In order to reach his decision, Stuart-Smith J was unwilling to accept the defendant’s arguments that:

  • Section 109(1) of the Construction Act 1996 requires instalment payments to be made for all work under a construction contract lasting more than 45 days and thus the provisions of the Scheme for Construction Contracts 1998 must be imported. Stuart-Smith J considered that this would be a draconian restriction on the freedom of commercial parties to contract on terms of their choosing and, further, section 109(2) allows parties to agree the amounts of the payments and the intervals at which, or circumstances in which, they became due.
  • There was an implied term that interim payments would continue. This was said to be inconsistent with the contract’s express terms and commercial common sense did not demand or justify the implication of such a term.
  • The schedule was varied by correspondence between the parties regarding an extension to it (which broke down due to lack of agreement on the payment dates). Stuart-Smith J held that there was a lack of sufficient agreement at all times as the prospect of further interim payments was inextricably linked with agreeing the terms on which they would be made.
  • The employer was estopped from contending that the contractor was not entitled to make a further interim application because it had issued payment certificates in respect of the contractor’s applications made after the expiry of the schedule. Stuart-Smith J held that this was not right because:
    • it was a classic example of an attempt to use estoppel as a sword rather than a shield; and
    • the issuing of the payment certificates was equivocal and was consistent with the employer “going along” with the contractor issuing applications as it “did not wish to alienate a contractor who was already in delay”.

The parties had originally indicated in the Contract Particulars to their amended JCT Design and Build Contract, 2011 Edition (DB 2011) that they had elected for stage payments. Therefore, one might think that this had an impact on the decision: by electing for stage payments and adopting the payment schedule, the parties had limited themselves to 23 payments. Not so. Stuart-Smith J dealt with this issue as part of his comprehensive judgment. He held that, on the facts, by agreeing to the payment schedule, the parties had made a specific amendment to the contract and “Alternative A” was no longer the chosen alternative. In other words, they had reverted to periodic interim payments.

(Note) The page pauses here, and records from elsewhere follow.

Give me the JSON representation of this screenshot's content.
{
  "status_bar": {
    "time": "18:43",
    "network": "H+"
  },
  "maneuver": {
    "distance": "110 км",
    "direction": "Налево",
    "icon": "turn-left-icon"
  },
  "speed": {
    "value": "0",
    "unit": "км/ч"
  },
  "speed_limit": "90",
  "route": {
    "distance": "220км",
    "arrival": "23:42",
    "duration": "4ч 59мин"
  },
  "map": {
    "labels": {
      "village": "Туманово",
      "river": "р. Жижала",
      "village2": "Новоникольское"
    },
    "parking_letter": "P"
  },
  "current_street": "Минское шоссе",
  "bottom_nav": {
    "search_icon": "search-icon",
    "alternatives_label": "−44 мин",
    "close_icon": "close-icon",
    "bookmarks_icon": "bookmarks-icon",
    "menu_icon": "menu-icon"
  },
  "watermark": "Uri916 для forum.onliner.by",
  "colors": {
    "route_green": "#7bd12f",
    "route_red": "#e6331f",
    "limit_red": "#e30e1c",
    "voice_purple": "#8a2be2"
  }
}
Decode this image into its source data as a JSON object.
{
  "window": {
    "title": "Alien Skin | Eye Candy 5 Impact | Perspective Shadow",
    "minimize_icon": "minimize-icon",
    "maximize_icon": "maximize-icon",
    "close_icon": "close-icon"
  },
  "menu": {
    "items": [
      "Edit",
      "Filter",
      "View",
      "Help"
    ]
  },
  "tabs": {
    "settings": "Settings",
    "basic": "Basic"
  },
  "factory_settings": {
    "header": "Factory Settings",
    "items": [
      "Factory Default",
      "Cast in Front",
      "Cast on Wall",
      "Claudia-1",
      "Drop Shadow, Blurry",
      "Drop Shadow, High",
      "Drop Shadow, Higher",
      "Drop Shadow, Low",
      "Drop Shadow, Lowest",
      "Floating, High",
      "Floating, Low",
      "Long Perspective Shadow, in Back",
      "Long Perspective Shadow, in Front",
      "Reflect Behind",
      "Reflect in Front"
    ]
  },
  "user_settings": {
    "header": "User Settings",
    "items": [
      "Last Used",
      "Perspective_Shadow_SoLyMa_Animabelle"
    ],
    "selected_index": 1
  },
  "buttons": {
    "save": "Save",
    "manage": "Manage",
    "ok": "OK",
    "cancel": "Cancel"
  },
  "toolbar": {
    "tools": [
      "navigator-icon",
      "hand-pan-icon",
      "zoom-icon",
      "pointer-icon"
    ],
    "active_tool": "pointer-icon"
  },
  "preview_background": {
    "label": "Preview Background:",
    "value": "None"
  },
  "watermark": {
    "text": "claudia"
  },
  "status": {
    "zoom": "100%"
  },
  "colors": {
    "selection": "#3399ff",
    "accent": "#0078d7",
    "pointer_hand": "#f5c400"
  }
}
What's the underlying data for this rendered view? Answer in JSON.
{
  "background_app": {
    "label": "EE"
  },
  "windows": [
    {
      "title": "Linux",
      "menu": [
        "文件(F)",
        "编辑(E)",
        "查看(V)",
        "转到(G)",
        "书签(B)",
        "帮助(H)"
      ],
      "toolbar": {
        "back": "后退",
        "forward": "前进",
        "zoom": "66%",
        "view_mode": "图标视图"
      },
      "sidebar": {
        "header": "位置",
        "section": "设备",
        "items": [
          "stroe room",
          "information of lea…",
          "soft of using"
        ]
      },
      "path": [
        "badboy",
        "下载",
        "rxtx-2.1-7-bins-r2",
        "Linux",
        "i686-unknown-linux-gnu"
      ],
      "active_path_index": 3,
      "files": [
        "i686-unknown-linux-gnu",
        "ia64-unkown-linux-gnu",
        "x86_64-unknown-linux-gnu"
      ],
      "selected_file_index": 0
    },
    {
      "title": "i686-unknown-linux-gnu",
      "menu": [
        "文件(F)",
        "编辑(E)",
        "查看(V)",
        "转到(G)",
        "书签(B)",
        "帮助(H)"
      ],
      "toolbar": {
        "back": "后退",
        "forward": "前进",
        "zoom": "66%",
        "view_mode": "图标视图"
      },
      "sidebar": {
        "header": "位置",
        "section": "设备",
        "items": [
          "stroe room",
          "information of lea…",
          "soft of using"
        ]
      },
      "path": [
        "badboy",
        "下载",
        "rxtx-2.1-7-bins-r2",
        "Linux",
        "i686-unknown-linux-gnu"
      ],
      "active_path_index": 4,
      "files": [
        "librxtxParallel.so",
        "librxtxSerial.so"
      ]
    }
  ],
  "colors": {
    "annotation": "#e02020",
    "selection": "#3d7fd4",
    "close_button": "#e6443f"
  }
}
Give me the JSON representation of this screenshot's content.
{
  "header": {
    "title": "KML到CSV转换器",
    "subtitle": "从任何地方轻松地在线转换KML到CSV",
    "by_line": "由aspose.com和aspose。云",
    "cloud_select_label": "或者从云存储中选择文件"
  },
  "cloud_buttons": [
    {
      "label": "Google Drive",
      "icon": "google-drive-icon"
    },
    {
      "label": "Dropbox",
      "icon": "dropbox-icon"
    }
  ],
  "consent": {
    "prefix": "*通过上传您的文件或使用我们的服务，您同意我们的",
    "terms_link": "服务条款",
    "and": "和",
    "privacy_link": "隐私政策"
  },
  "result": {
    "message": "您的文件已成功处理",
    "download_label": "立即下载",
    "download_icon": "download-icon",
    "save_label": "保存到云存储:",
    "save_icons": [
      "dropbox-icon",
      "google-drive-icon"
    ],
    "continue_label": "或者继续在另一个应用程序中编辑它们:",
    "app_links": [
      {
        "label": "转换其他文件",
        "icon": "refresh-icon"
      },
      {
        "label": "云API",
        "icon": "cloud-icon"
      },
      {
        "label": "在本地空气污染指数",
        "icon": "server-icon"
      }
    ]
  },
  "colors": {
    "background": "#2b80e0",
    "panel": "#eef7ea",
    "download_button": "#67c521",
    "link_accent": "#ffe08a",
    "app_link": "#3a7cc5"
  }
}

The significance of this is that if parties adopt a payment schedule, even in the context of an interim payment regime (as opposed to stage payments), it seems to mean that they will be taken to have limited themselves to the interim payments set out in the schedule.

What should contractors do to avoid this issue?

This decision is likely to have a widespread impact on the construction industry, where payment schedules are commonplace. The solution should be relatively simple. Where a payment schedule is included, provide for it to be extended (on the same terms) for subsequent months should the works be delayed. This will not help those contractors who have already exceeded the payment schedules in their contracts. However, where the contract is still within its original schedule, employers may agree to vary the terms of the contract, rather than setting up an inevitable conflict in the event of any delay to the completion date.

This decision is also consistent with a recent trend of cases where the courts have shown a reluctance to allow a contractor or sub-contractor to recover an amount stated in its application, despite the absence of valid payment or pay less notices. For example, see:

The clear message from these cases is that if a contractor or sub-contractor wishes to rely on its interim application as a default payment notice then it must be made on time and be clear and unambiguous. Applications should, for example, clearly set out what it is, the date on which it is made (as opposed to the date of submission), the total amount due, amounts previously paid, the net payment due, and the basis on which it is calculated.

The statutory payment regime may be complicated but, as all of these recent cases demonstrate, the consequences of getting it wrong (particularly for the payer) are potentially very serious.